Julie Majcher
Julie Majcher porte dans CaSTV un nom à résonance centre-européenne, peut-être polonaise, et un crédit unique qui laisse la nationalité officielle en suspens. Cette précision incomplète est déjà une manière d'entrer dans le genre. L'horreur aime les identités qui ne se stabilisent pas tout à fait, les lieux dont le nom glisse, les filiations culturelles devinées plutôt qu'énoncées. Majcher apparaît ainsi comme une signature de bord, inscrite dans une cartographie qui accepte les zones grises.
Le cinéma d'horreur n'a pas besoin qu'un auteur soit abondamment documenté pour que son geste compte. Un seul crédit peut fixer une texture, un ton, une capacité à rendre l'espace moins fiable. Les cinéastes qui passent par les courts ou les productions modestes travaillent souvent avec une intensité particulière. Ils ne disposent pas d'une longue durée pour installer un monde. Ils doivent frapper par la forme: une idée de cadre, une temporalité nerveuse, une manière de faire sentir qu'un personnage comprend trop tard les règles de la pièce où il se trouve.

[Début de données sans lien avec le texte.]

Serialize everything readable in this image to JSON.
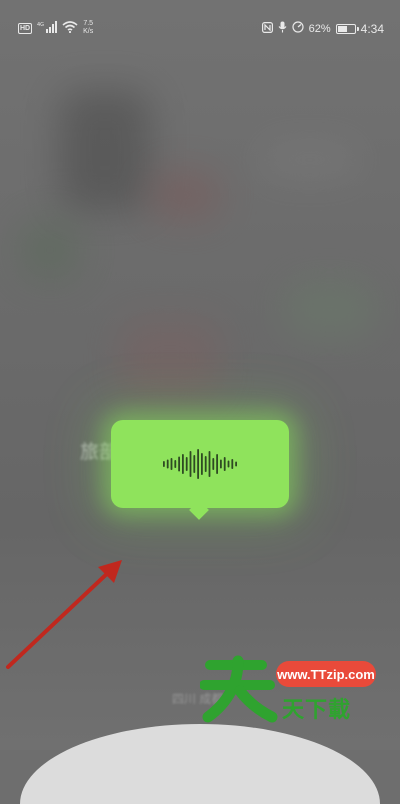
{
  "status_bar": {
    "hd_badge": "HD",
    "network_type": "4G",
    "net_speed_value": "7.5",
    "net_speed_unit": "K/s",
    "battery_percent": "62%",
    "battery_level": 0.62,
    "time": "4:34"
  },
  "background": {
    "blurred_text": "旅部",
    "blurred_bottom_text": "四川 成都"
  },
  "voice_bubble": {
    "color": "#8fe35c",
    "waveform_bars": [
      6,
      9,
      12,
      8,
      15,
      20,
      14,
      26,
      18,
      30,
      22,
      16,
      26,
      12,
      20,
      9,
      14,
      7,
      10,
      5
    ]
  },
  "annotation": {
    "arrow_color": "#c0281e"
  },
  "watermark": {
    "tian_color": "#2fa32f",
    "url": "www.TTzip.com",
    "brand": "天下載"
  }
}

La résonance centre-européenne du nom invite à penser une horreur où le réel est déjà légèrement déformé. Dans cette tradition large, les appartements, les escaliers, les forêts et les chambres ne sont pas de simples lieux de passage. Ils ont une inertie morale. Ils gardent ce qui a été tu, parfois avec une patience terrible. Le fantastique y avance moins par invasion que par révélation. Ce n'est pas un monstre qui arrive dans le monde. C'est le monde qui reconnaît soudain sa propre monstruosité.
Majcher, par son inscription discrète, rejoint cette idée d'une peur déposée dans les surfaces ordinaires. Un film de genre peut ne montrer presque rien et pourtant imposer une charge. Il suffit qu'un plan reste ouvert une seconde de trop, que le son refuse d'accompagner l'image comme prévu, que le visage d'un personnage soit filmé au moment où il choisit de ne pas réagir. L'horreur n'est alors pas une explosion. Elle est une lente perte de confiance.
Les années 2010 ont été favorables à cette forme de cinéma bref, souvent porté par des réalisatrices venues d'écoles d'art, de collectifs, de programmes de festival. Les circuits spécialisés ont permis à des noms comme Julie Majcher d'apparaître hors des hiérarchies classiques. CaSTV prend acte de cette réalité. Une base d'horreur sérieuse ne se contente pas d'aligner les auteurs consacrés. Elle garde les petites coordonnées du genre, là où se préparent parfois les déplacements futurs.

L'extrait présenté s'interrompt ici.